Independent Dependence: On Being A Trailing Spouse

Skrevet d. 17-3-2017 14:33:35 af Nicola McCaffrey - Psykolog, Coach, Familieterapeut, Kognitiv terapeut, Mindfulness-lærer MBSR, Parterapeut

What are your immediate thoughts when I say I am an ex-pat? Perhaps adventure, courage and ambition are the words that come up in your own mind. What about if I tell you that I am an ex-pat wife, what do you think now? An easy life of coffee mornings, yoga and socialising are perhaps more the connotations. Ex-pat wives are commonly thought of as being privileged as they do not necessarily have to work for the financial stability of the family. Of course both of these are both stereotypes but the reality is that being an ex-pat and being an ex-pat wife are two very different roles and experiences.

When I moved to Stavanger five years ago I was the trailing spouse and my husband was the ex-pat. Whilst there are many expats who might recoil at being described as a trailing spouse, for me the term captures well this new state of being. I went from being a woman with a promising career and a sense of independence to a dependent within the space of a short plane journey. This was a huge transition of role for me having been anything but dependent in my previous life. At times, particularly at the beginning, I felt incredibly vulnerable, isolated and bored. I often felt lost, invisible even, and struggled to find, and be comfortable with, who I was in this new role. An important part of my identity was undoubtedly lost through the career that I had left behind and the social structure in which I previously functioned.

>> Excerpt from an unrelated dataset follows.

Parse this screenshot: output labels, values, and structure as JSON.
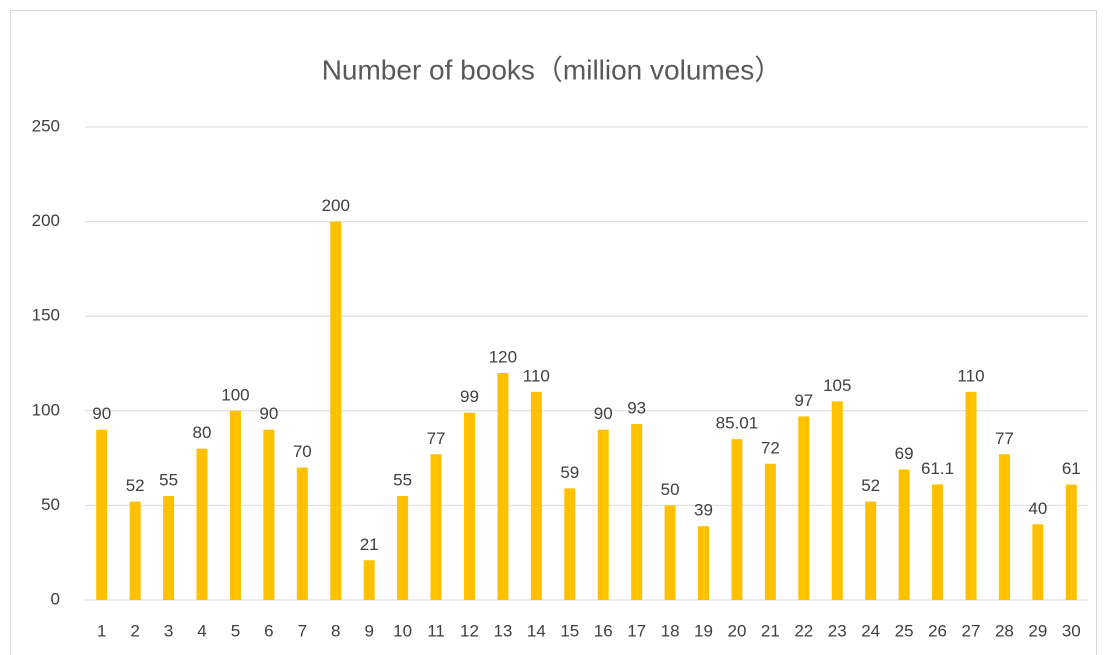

As a psychologist I began thinking about how I might find meaning in a life that I had not, and could not, have planed for. I often contemplated what happens to our identity when we move to a place where we have no previous history or experience? What happens to our identity and sense of self if we cannot make use of the skills we valued previously? There were times I would find myself caught in self-doubt and struggling with my own self-worth.

After the first year I knew that I was not one of the trailing spouses who was satisfied with coffee mornings and knew I needed to upgrade my status from dependent to independent. Fortunately I was not alone in this and many of the friends that I had surrounded myself with were struggling with the same issues and trying to become the new generation of ex-pat wives…the independent dependents! In 2015 a study by Expat Insider reported that 84 percent of trailing spouses are women, 50 percent hold postgraduate degrees, and yet only 24 percent were currently employed in their host country. Whilst the reasons for such a significant group of highly educated women not to be in employment vary hugely from person to person and country to country, from my own personal and professional experience, neither trailing spouses, nor their career plans, are typically considered at the beginning of the expat journey.

For some trailing spouses however, moving abroad brings the opportunity for reinvention, either into a new career or down a new educational path. For me this was exactly the case and five years on I find myself not only working as a psychologist but also running my own business in a foreign country. A place I could never have imagined myself at the beginning of my clinical training. So whilst I wouldn’t necessarily term myself as entirely independent, nor would I want to, I have at least dropped the “trailing”.